The complex pathogenesis of mineralization defects seen in inherited and/or acquired hypophosphatemic disorders suggests that local inorganic phosphate (Pi) regulation by osteoblasts may be a rate-limiting step in physiological bone mineralization. To test whether an osteoblast autonomous phosphate regulatory system regulates mineralization, we manipulated well-established in vivo and in vitro models to study mineralization stages separately from cellular proliferation/differentiation stages of osteogenesis.
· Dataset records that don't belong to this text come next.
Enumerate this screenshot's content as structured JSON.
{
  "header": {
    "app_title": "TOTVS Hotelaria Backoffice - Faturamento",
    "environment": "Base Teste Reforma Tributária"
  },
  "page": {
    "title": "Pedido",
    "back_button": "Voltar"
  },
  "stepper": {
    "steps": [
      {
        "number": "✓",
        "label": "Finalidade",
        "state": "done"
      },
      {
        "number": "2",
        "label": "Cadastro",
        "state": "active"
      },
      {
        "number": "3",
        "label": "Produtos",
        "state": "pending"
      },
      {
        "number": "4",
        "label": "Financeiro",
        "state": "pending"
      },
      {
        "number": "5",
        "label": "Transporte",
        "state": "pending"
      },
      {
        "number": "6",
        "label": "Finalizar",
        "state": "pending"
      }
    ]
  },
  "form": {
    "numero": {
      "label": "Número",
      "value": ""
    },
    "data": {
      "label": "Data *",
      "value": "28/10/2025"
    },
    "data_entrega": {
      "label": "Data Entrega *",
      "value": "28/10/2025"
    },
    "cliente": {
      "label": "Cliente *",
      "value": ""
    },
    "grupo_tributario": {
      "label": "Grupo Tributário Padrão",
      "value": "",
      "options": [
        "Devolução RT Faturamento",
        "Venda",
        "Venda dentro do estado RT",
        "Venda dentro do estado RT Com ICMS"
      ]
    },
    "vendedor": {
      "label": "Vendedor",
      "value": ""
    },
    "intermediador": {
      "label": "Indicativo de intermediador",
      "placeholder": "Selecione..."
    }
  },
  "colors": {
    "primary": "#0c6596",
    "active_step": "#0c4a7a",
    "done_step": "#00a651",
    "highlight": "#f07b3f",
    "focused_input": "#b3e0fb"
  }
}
Foscarnet, an inhibitor of NaPi transport, blocked mineralization of osteoid formation in osteoblast cultures and local mineralization after injection over the calvariae of newborn rats. Mineralization was also down- and upregulated, respectively, with under- and overexpression of the type III NaPi transporter Pit1 in osteoblast cultures. Among molecules expressed in osteoblasts and known to be related to Pi handling, stanniocalcin I was identified as an early response gene after foscarnet treatment; it was also regulated by extracellular P-i, and itself increased Pit1 accumulation in both osteoblast cultures and in vivo. These results provide new insights into the functional role of osteoblast autonomous Pi handling in normal bone mineralization and the abnormalities seen in skeletal tissue in hypophosphatemic disorders.